In het kader van een procedure hierover heeft de Centrale Raad van Beroep prejudiciële vragen gesteld aan het Hof van Justitie. Het geschil betreft tussen 2 oktober 2013 en 9 juli 2014 door de SVB afgegeven A1-verklaringen. De periodes waarop deze A1-verklaringen zien (de periodes in geding) verschillen van geval tot geval, maar beginnen geen van alle voor 1 oktober 2011 en eindigen geen van alle na 26 mei 2015.

De CRvB wil weten of de vrachtwagenchauffeurs verplicht verzekerd zijn voor de Nederlandse sociale zekerheid of voor de Cypriotische sociale zekerheid. In dit verband is gevraagd wat voor de toepassing van de EU-coördinatieverordeningen inzake sociale zekerheid de juiste uitleg is van het begrip werkgever, of de jurisprudentie van het Hof over intermediairs en detachering analoog van toepassing is en of in de onderhavige situatie sprake is van misbruik van Unierecht.
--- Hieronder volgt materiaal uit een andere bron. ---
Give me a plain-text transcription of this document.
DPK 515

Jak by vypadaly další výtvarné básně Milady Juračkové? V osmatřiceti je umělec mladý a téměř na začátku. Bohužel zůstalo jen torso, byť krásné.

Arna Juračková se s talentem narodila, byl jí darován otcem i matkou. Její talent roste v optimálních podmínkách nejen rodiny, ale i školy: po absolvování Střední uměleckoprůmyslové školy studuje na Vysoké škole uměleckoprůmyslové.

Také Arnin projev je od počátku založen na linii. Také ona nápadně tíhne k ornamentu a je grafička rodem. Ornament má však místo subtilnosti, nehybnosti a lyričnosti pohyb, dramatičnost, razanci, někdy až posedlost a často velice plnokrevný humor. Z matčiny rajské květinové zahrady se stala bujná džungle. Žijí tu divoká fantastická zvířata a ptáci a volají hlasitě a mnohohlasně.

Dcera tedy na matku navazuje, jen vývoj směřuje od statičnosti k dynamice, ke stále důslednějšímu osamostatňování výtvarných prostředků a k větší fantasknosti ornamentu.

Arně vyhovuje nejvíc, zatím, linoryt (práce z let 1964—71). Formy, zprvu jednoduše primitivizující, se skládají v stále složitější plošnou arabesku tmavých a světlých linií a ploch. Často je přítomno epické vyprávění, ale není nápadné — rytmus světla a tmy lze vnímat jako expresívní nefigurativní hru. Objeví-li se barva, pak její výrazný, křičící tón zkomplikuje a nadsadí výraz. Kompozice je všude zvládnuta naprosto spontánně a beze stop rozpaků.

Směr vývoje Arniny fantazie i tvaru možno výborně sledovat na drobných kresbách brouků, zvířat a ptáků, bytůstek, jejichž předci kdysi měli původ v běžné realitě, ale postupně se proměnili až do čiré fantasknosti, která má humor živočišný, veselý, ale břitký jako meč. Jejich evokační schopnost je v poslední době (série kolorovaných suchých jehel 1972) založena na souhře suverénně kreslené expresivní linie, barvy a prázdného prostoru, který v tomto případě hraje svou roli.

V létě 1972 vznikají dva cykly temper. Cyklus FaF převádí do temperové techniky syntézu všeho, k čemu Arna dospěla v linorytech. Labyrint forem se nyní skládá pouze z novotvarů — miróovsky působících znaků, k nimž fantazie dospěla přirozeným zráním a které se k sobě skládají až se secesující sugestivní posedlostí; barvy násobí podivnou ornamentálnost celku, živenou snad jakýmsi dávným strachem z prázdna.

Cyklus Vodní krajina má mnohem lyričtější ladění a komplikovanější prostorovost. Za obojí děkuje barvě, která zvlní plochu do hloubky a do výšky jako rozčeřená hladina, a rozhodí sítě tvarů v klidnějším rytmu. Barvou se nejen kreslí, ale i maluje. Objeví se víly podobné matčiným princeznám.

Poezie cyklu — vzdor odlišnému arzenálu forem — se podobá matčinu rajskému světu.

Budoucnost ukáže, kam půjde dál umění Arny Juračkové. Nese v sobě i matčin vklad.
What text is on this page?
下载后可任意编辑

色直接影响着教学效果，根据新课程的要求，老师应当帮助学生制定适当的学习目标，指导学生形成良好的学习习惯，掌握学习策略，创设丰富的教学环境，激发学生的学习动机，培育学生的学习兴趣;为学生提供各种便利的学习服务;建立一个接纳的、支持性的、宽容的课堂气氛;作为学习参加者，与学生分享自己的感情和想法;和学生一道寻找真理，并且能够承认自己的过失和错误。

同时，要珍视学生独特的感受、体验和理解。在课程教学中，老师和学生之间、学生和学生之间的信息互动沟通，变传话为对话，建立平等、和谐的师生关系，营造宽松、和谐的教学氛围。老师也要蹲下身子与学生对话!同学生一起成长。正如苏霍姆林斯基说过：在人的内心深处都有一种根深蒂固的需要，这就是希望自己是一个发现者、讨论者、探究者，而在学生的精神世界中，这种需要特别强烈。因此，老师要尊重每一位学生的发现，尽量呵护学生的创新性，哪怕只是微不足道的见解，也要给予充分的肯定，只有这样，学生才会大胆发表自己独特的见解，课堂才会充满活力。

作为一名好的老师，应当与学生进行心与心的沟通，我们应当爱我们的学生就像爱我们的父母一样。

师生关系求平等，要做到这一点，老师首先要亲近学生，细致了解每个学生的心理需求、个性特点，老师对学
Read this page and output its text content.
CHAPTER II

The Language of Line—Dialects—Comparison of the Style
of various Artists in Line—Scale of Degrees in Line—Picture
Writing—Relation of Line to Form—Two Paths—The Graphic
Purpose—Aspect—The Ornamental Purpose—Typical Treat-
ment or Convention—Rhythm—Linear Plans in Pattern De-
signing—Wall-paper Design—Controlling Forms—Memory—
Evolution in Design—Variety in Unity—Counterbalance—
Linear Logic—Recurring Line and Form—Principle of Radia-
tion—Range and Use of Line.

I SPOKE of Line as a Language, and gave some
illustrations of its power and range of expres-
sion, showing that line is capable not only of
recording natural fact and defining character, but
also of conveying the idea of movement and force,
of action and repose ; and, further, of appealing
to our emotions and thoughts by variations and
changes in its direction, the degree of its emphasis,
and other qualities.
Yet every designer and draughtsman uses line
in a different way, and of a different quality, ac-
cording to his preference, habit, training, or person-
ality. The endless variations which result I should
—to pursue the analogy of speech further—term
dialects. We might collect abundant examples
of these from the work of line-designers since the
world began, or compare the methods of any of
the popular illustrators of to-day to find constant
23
Deze zaak draait om chauffeurs die werken voor een ‘Nederlands’ bedrijf op Cyprus (met een Nederlandstalige website). Het bedrijf neemt chauffeurs in dienst die voor Nederlandse wegtransportondernemingen werkten. Hun arbeidsovereenkomst is ontbonden, maar via het Cypriotische bedrijf werken zij nog steeds voor dezelfde transportondernemingen. In de dagelijkse gang van zaken verandert voor de chauffeurs feitelijk niets. Zij staan voor onbepaalde tijd volledig ter beschikking van de transportondernemingen. De transportondernemingen bleven de werving en selectie doen en kunnen naar Nederlandse begrippen als payrollondernemingen worden gezien. De transportondernemingen behalen een aanzienlijk loonkostenvoordeel.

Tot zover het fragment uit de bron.